Using RAPD-PCR, Duncan et al. (1993) were also able to identify heterogeneities within groups of isolates which originate in the same location and also reported that difference in patterns between isolates from the same geographic region tended to be fewer than difference between isolates from different regions. Pascual et al., (2000) reported that 30 isolates of R. solani AG1-IA isolates from maize in the Philippines and Japan. These were resolved into seven groups of AG1-IA through RAPD fingerprints at 75% similarity level. Yang et al. (1996) observed that genetic variation of 12 isolates from Alberta and 3 from Alaska were analyzed by random amplified polymorphism DNA (RAPD) assay using different oligonucleotide primers.

 

There was considerable variation within the R. solani AG-9 group; this suggests the AG-9, considered indige-nous to Alaska, is present in a variety of environment and different geographic areas. Singh et al. (2002) studied variability  among 46 isolates from  hill areas (Uttrakhand) and plain areas of U.P. in India.
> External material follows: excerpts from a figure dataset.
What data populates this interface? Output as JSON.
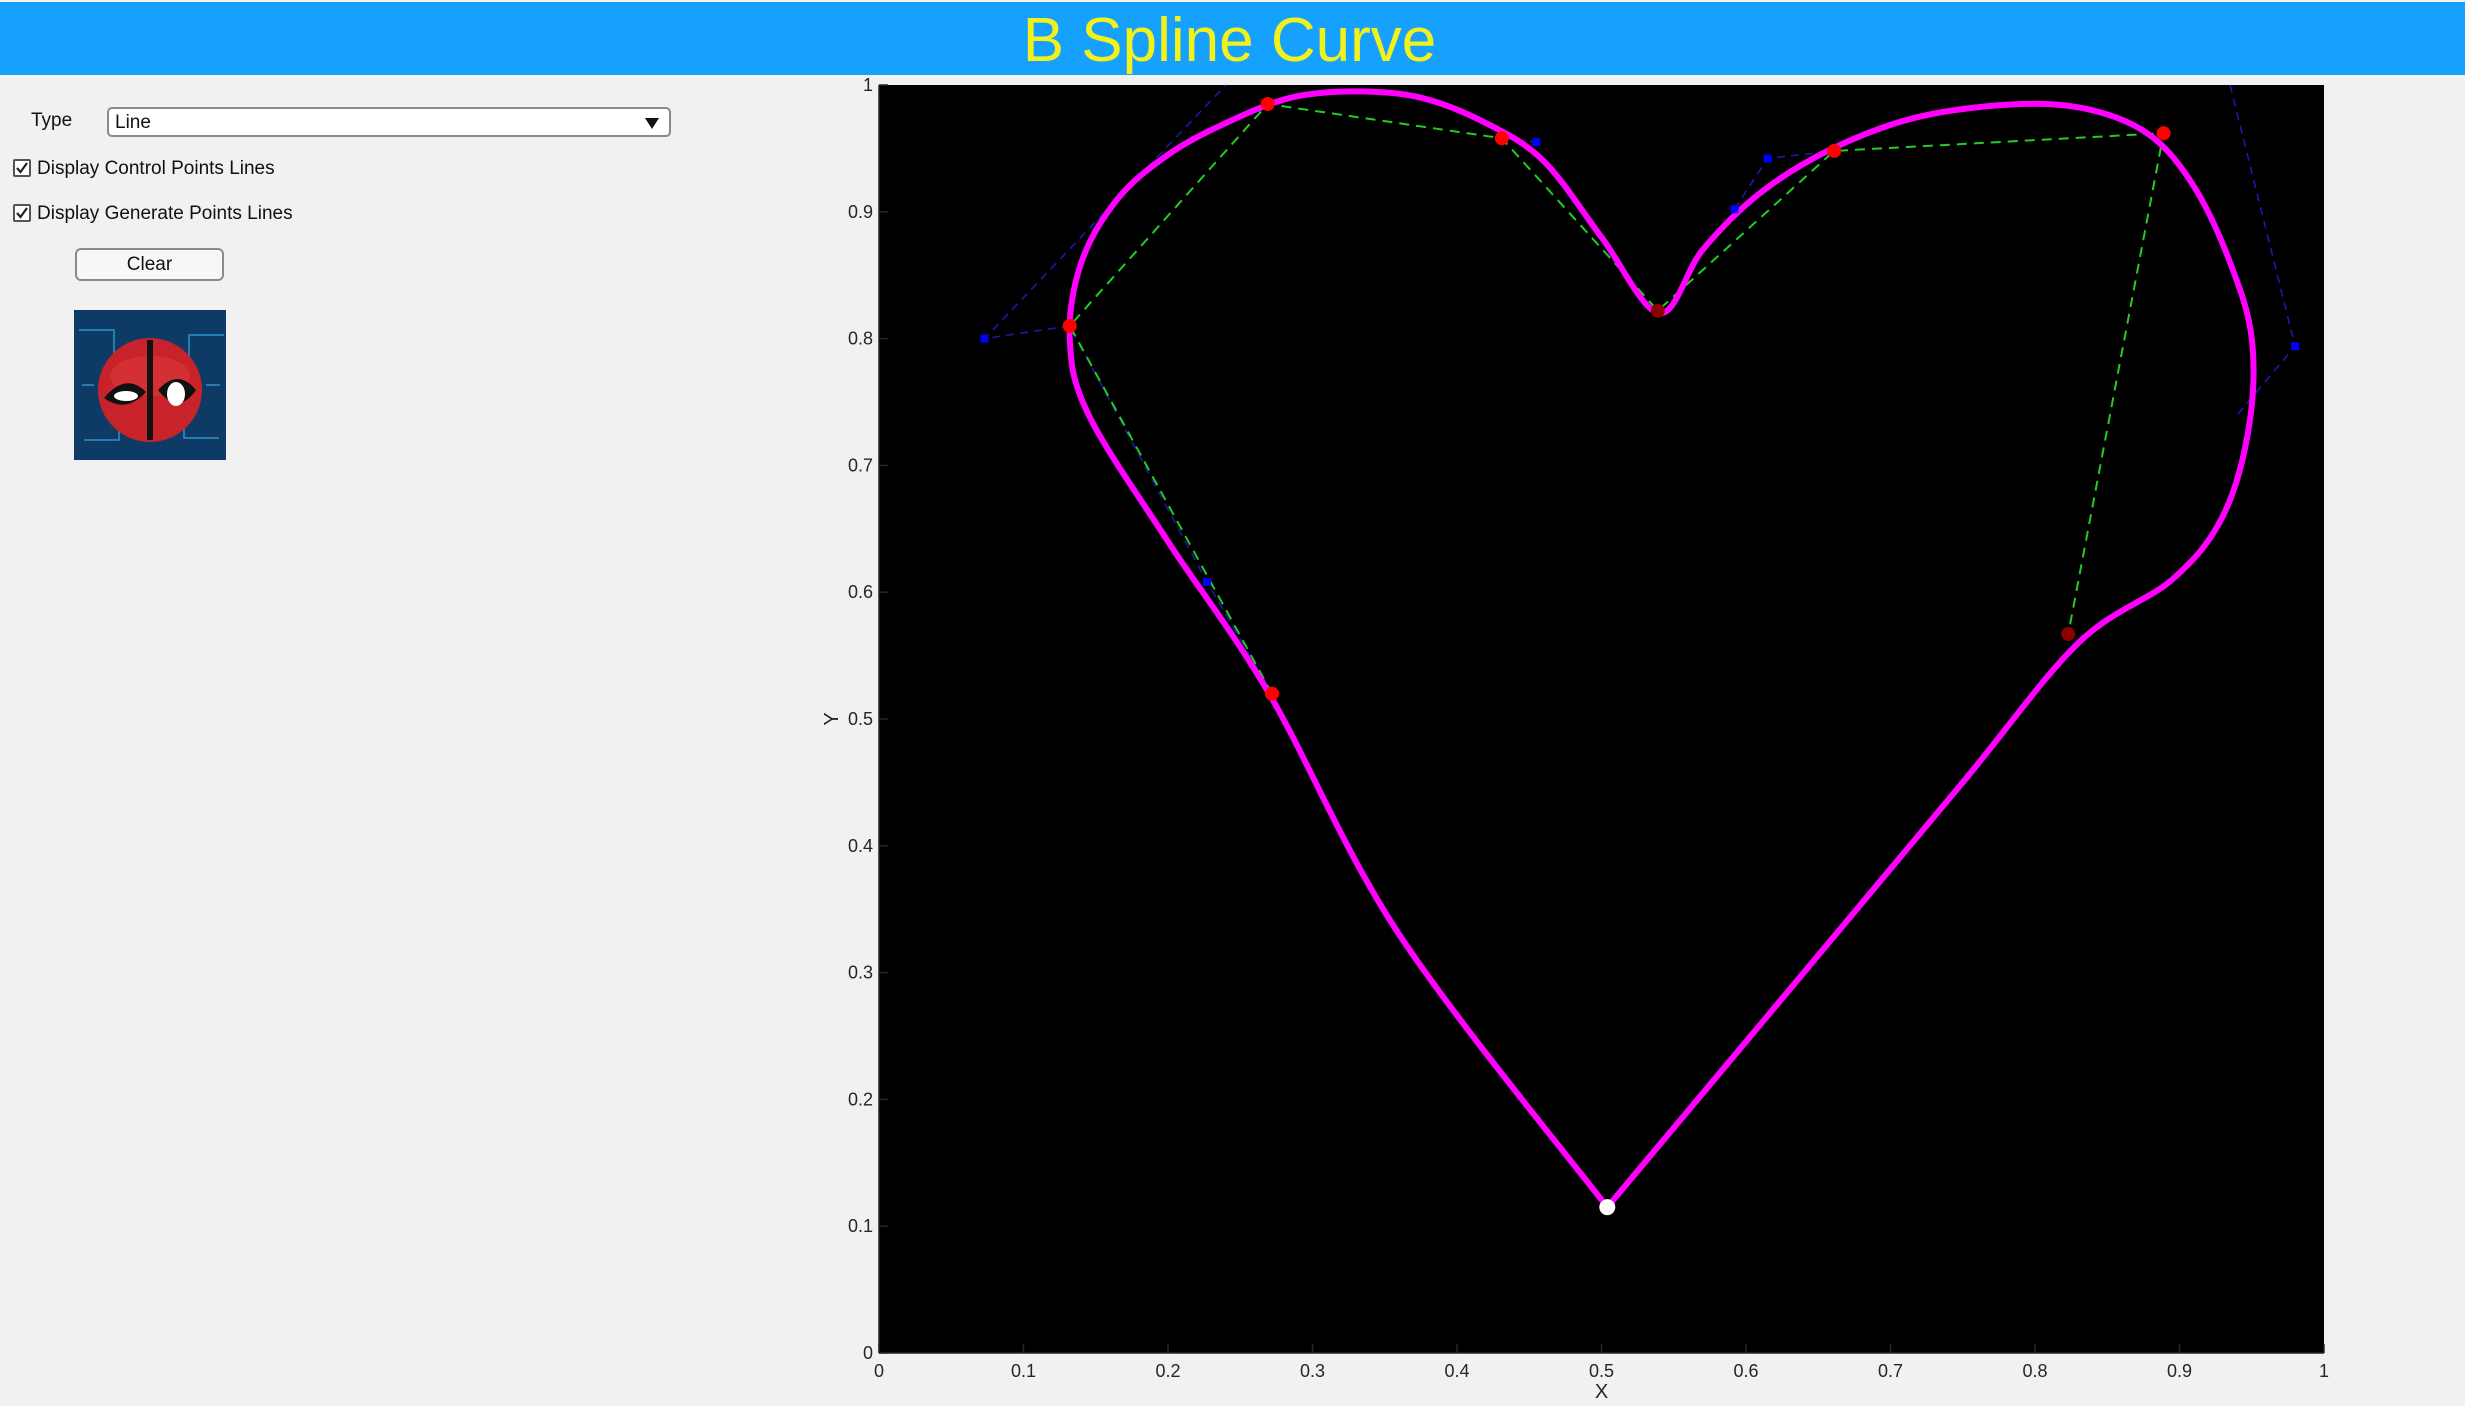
{
  "app": {
    "title": "B Spline Curve"
  },
  "controls": {
    "type_label": "Type",
    "type_value": "Line",
    "display_control_points_lines": {
      "label": "Display Control Points Lines",
      "checked": true
    },
    "display_generate_points_lines": {
      "label": "Display Generate Points Lines",
      "checked": true
    },
    "clear_label": "Clear",
    "avatar_icon": "deadpool-mascot-icon"
  },
  "colors": {
    "title_bar": "#16a1ff",
    "title_text": "#f2f21a",
    "plot_background": "#000000",
    "curve": "#ff00ff",
    "generated_lines": "#22cc22",
    "control_lines": "#1a1aa8",
    "control_points": "#0000ff",
    "generated_points": "#ff0000",
    "selected_point": "#ffffff"
  },
  "chart_data": {
    "type": "line",
    "title": "",
    "xlabel": "X",
    "ylabel": "Y",
    "xlim": [
      0,
      1
    ],
    "ylim": [
      0,
      1
    ],
    "xticks": [
      "0",
      "0.1",
      "0.2",
      "0.3",
      "0.4",
      "0.5",
      "0.6",
      "0.7",
      "0.8",
      "0.9",
      "1"
    ],
    "yticks": [
      "0",
      "0.1",
      "0.2",
      "0.3",
      "0.4",
      "0.5",
      "0.6",
      "0.7",
      "0.8",
      "0.9",
      "1"
    ],
    "grid": false,
    "curve": {
      "x": [
        0.504,
        0.36,
        0.27,
        0.2,
        0.145,
        0.132,
        0.14,
        0.165,
        0.2,
        0.24,
        0.285,
        0.33,
        0.375,
        0.42,
        0.46,
        0.5,
        0.54,
        0.57,
        0.61,
        0.66,
        0.72,
        0.79,
        0.84,
        0.88,
        0.91,
        0.935,
        0.95,
        0.948,
        0.93,
        0.895,
        0.83,
        0.75,
        0.64,
        0.504
      ],
      "y": [
        0.115,
        0.33,
        0.52,
        0.64,
        0.74,
        0.8,
        0.86,
        0.91,
        0.945,
        0.97,
        0.99,
        0.995,
        0.99,
        0.97,
        0.94,
        0.88,
        0.82,
        0.87,
        0.915,
        0.95,
        0.975,
        0.985,
        0.98,
        0.96,
        0.92,
        0.86,
        0.8,
        0.73,
        0.66,
        0.61,
        0.56,
        0.45,
        0.3,
        0.115
      ]
    },
    "generated_points": {
      "x": [
        0.272,
        0.132,
        0.269,
        0.431,
        0.539,
        0.661,
        0.889,
        0.823
      ],
      "y": [
        0.52,
        0.81,
        0.985,
        0.958,
        0.822,
        0.948,
        0.962,
        0.567
      ]
    },
    "generated_point_colors": [
      "#ff0000",
      "#ff0000",
      "#ff0000",
      "#ff0000",
      "#8b0000",
      "#ff0000",
      "#ff0000",
      "#8b0000"
    ],
    "control_points": {
      "x": [
        0.227,
        0.073,
        0.455,
        0.592,
        0.615,
        0.98
      ],
      "y": [
        0.608,
        0.8,
        0.955,
        0.902,
        0.942,
        0.794
      ]
    },
    "selected_point": {
      "x": 0.504,
      "y": 0.115
    }
  }
}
They analyzed intra-field variability in R. solani through RAPD fingerprinting and found high variability among them.

 

 

R. solani has sterile mycelia and it produced sclerotia. It showed greater variation in cultural/morphological characteristics, for example size of sclerotia and formation of sclerotia. Wide range of pathogenic variability was observed in R. solani, because within district of a state isolates revealed moderately virulent and virulent categories. It might be a reason that the isolates produced greater number of clones in this district. Primer OPF-06 could be used to develop specific marker for detection of R. solani. From this study it could be concluded that virulent isolates (RS-16, RS-18, RS-20 and RS 21) should not have similar genetic makeup. Even though, R. solani isolates from maize also did not have similar banding pattern.

The author(s) have not declared any conflict of interests.